A Russian criminal group is quietly poisoning downloads of software that millions of office workers use every day.

Researchers at Cisco Talos, the security arm of Cisco, published their findings this week. They are tracking the group as UAT-11795. The goal is money: stolen logins and stolen cryptocurrency.

The crew wraps everyday tools like Zoom, WebEx, MobaXterm, DBeaver and the FaceIT gaming client in tampered installers. Run one, and you get the real app plus a hidden backdoor called Starland.

A backdoor is a hidden program that lets an attacker come and go on your computer without you knowing. Starland is a new one, first spotted in these attacks.

How are people getting tricked into installing it?

Talos believes the group is using a trick called ClickFix, where a fake error message or captcha on a website tells you to paste a command into your computer to "fix" something. Paste it, and you have just installed the malware yourself.

The infection then unfolds in stages. A small script pulls down a booby-trapped installer.

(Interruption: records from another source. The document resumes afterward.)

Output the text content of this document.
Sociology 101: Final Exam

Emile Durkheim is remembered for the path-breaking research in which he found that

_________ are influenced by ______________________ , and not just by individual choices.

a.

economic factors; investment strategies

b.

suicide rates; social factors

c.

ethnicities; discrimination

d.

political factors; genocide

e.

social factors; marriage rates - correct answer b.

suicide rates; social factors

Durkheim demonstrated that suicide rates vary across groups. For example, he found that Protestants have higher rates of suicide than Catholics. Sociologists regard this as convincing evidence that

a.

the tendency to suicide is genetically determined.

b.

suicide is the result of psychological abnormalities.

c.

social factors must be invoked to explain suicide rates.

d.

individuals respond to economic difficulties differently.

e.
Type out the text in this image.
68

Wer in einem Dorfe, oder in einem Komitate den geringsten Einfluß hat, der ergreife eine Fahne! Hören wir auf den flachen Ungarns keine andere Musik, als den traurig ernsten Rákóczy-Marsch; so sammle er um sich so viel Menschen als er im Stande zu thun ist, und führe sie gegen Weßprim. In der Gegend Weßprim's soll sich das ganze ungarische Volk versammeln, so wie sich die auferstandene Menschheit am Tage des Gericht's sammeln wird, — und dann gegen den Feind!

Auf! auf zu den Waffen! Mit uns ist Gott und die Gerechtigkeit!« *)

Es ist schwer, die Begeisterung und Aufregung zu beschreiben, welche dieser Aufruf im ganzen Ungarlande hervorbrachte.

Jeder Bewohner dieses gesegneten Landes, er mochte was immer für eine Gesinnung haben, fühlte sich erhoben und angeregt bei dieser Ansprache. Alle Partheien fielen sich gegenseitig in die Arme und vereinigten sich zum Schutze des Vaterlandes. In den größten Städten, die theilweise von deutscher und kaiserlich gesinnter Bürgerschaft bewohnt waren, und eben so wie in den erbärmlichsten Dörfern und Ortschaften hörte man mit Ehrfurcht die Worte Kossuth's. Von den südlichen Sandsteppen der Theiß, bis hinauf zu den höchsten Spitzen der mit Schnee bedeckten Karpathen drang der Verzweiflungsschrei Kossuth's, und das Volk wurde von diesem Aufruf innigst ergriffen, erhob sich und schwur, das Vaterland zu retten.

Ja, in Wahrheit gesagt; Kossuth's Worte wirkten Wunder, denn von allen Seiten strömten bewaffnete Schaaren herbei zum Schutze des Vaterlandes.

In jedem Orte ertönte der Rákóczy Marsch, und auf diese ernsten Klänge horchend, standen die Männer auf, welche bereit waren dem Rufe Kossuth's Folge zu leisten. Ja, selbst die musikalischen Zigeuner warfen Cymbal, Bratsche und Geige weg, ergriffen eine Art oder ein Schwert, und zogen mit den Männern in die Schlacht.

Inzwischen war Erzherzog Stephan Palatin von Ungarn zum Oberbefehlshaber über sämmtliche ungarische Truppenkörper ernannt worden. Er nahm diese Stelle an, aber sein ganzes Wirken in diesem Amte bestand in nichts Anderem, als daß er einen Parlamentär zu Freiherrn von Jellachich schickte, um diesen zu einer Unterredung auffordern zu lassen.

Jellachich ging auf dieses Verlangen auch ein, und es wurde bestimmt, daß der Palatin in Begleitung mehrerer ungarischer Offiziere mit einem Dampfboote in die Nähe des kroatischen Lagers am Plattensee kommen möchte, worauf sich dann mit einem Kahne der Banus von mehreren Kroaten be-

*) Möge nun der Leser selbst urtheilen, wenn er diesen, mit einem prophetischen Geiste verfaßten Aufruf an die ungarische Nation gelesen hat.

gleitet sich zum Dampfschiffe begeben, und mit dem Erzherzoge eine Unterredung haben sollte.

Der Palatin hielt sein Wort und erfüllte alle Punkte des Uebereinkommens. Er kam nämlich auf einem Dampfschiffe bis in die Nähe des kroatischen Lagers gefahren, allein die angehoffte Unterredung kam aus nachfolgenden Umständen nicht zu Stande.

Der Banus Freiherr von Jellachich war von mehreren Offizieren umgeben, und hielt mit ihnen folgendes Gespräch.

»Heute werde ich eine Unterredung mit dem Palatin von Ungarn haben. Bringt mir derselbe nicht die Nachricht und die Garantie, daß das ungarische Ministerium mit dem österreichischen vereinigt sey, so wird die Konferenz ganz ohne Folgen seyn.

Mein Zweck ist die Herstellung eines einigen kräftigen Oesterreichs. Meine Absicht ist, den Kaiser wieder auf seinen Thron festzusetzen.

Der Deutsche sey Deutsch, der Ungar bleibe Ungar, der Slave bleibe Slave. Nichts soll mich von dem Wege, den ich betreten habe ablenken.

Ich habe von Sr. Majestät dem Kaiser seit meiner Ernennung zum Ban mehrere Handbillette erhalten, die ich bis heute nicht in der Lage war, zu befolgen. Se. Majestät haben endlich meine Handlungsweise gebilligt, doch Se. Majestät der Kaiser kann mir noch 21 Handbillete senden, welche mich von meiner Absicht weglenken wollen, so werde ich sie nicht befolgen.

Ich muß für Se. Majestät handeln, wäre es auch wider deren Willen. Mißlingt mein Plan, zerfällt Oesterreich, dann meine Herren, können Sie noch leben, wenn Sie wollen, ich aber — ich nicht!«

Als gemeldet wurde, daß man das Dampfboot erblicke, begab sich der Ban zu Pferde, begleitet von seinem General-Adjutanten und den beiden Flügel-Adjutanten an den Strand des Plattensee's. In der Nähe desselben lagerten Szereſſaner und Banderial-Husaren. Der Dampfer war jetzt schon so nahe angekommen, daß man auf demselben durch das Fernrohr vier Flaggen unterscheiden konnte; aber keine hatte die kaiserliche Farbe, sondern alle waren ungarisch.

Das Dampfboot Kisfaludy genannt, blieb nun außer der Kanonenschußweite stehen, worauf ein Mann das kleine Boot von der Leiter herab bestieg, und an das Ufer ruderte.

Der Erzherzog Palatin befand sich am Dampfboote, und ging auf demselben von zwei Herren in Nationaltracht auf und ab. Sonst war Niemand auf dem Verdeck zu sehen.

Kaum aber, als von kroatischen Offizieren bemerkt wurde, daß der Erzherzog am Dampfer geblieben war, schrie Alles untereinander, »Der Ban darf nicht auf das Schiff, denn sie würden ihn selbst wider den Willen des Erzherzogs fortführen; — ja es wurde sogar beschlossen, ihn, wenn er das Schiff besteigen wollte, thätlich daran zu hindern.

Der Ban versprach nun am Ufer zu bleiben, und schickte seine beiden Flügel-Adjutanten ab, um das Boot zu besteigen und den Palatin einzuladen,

Inside sits a file dressed up as a plain LICENSE.txt, which is actually a Python program that plants Starland and edits the Windows Registry so the malware runs every time the computer starts.

Once active, Starland checks whether it is being watched inside a security researcher's test environment. If the coast looks clear, it digs in, tries to grant itself more power on the machine, and starts hunting.

What is it stealing?

Quite a lot. Starland scrapes saved passwords and cookies from browsers. It targets more than 40 desktop and browser-extension cryptocurrency wallets. It notes down the machine's hardware ID, its public internet address, and which antivirus is installed. On business networks it also maps out Active Directory, the system companies use to manage staff logins, so the attackers can see who has admin rights.

Starland can then pull down more malware. Talos saw two follow-ups in real attacks.

The first is CastleStealer, an information stealer that grabs browser credentials, wallet data, and Discord, Telegram and Steam sessions. The second is Remcos, a well-known remote access tool that logs keystrokes, records the webcam and microphone, watches the clipboard, and takes files.

Should ordinary users be worried?

Only if you install software from places you shouldn't. The safest habit is boring but effective: type the vendor's real address into the browser yourself (zoom.us, webex.com, dbeaver.io) and download from there. Ignore "download" ads at the top of search results, and never paste a command copied from a pop-up into PowerShell or the Run box.

Would multi-factor authentication have helped here? Honestly, not much on its own. Starland lifts session cookies straight from the browser, which lets attackers walk past a password and a code from your phone. The real defence is not installing the thing in the first place, and using a password manager that refuses to autofill on the wrong website.

One technical detail worth flagging: if Starland cannot reach its usual control server, it queries a smart contract on the Polygon blockchain to fetch a backup address. That makes the network side harder to take down than a normal domain block. Talos also found an unreported PowerShell tool the crew uses internally, dubbed WLDR, which runs entirely in memory and ties each payload to one specific victim's hardware.

Indicators of compromise are in the Cisco Talos writeup for defenders who want to hunt for this on their networks. First reported by BleepingComputer.